In the story of the blind man who was kicked out of the synagogue in Jerusalem, Jesus found him first when he was blind (John 9). God through Jesus healed the man. Jesus then heard that the man had been excommunicated and Jesus searched for him. The use of the Greek word for search meant that Jesus searched for him with great diligence and finally found him. We need to be found when we are blind and when we can see. The Good Shepherd searhed for the formerly poor blind beggar who had just begun a new life. He is valued. Archaeologically we have found a sign for the Sanhedrin at the entrance/exit to the temple. The men who kicked the man out of the synagogue were Sanhedrin members. When these bad shepherds heard that God healed a man through the ministry of someone not trained in one of their “seminaries,” they called him to testify. They doubted that the man had been healed so they called his friends and neighbors and asked, “Is this the man who was blind?” These bad shepherds did not even know the man who had been begging outside their front door. You would think they would have known all the blind people in their community. Theologically, the importance of the parable is that a small insignificant sheep has great vlaue in the Kingdom of God.
What is Jesus trying to do with this imagery of large and small, valued and not valued? These things influence time and money. The smallest coin was a mite. Jesus enjoyed going to the temple and watching people as they put money in the offering box. You would enter through the Beautiful Gate into the Court of Women.

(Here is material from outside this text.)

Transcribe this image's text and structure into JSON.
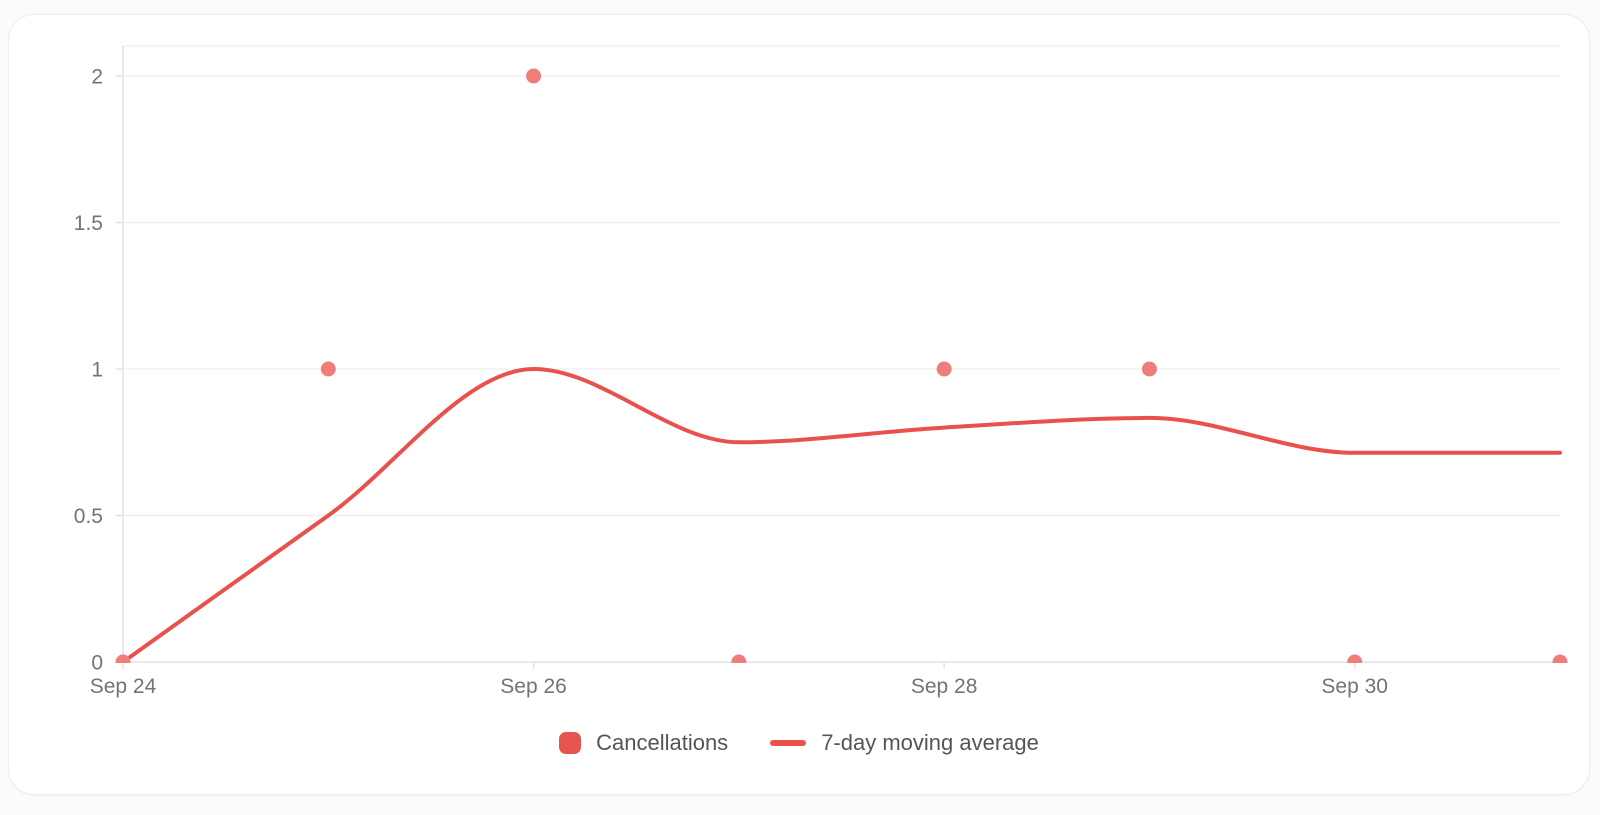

Men and women worshipped together in the Court of Women where there were seven receptacles for giving offerings to the Lord. Sources say the receptacles were “trumpet” shaped, which I imagine means they were wide at the top and then became narrow. Many people could not reach the top part of the receptacle. Due to the laws and customs of the day, many widows could be destitute and in need of alms from others. A widow came into the Court of Women and gave a penny, a mite. Jesus tells his disciples that the widow gave more than anyone else. So it is not bottom line finances that are important. Purity of motive is very important in the Kingdom of God. Giving out of sincerity and out of choice is what is important. We should be sensitive to the value of little gifts. Our organization sometimes receives a donation for $10,000 and sometimes for $5. We should never set an amount for which a “thank you” will be sent.

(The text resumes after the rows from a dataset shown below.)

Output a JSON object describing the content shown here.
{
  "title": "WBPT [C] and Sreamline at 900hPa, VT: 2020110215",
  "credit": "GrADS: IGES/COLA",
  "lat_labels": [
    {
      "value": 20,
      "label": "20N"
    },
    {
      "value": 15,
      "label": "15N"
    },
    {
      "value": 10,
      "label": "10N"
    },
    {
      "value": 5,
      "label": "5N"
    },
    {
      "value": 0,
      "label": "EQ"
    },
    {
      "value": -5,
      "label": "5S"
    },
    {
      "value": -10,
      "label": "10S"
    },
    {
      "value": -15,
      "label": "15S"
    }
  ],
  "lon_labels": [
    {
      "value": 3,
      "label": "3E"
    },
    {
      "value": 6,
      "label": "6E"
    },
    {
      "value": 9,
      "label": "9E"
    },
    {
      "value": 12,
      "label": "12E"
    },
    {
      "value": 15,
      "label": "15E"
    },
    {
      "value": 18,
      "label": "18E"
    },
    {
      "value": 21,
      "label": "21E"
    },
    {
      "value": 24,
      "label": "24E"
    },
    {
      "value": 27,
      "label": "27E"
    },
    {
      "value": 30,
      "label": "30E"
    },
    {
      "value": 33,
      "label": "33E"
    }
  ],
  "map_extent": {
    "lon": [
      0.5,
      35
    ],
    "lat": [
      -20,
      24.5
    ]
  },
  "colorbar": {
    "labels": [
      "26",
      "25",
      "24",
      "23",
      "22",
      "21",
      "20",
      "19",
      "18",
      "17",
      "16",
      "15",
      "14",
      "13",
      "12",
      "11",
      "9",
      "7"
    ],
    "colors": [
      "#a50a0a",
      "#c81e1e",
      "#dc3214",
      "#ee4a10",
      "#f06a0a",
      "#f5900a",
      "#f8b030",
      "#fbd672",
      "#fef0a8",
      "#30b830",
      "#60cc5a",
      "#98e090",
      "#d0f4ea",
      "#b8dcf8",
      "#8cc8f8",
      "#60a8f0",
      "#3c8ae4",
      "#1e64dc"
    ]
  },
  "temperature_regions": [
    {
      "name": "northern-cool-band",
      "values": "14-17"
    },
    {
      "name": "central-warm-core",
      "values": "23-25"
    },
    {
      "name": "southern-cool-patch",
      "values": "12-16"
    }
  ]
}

Another good story to illustrate this is the story of the five barley loaves and two small fish, which are dried, salted sardines. What are they among so many? The little boy was so genuine in his offer of his little pocket sized lunch. The theology here is that in the presence of God a little can be more than enough. No gift, financial or time, is too small. The value that the Kingdom is looking for is quality rather than quantity, and a generous spirit rather than large amounts given grudgingly. Money is given out of gratitude. A congregation where there is overflowing gratitude can do much more with their budget than a congregation that has all the right techniques. There has to be a special emphasis on the spirit of giving.
In rabbinic thought there are levels of gifts, not related to financial amount.
A small gift is when you give something to someone and they know that you gave it to them and you know they received it.
A greater gift is when you know who received your gift but the recipient does not know you gave it.
The greatest gift is an anonymous gift when neither the giver nor the receiver needs to know who gave or who received the gift.
The spirit and attitude of giving is what is important.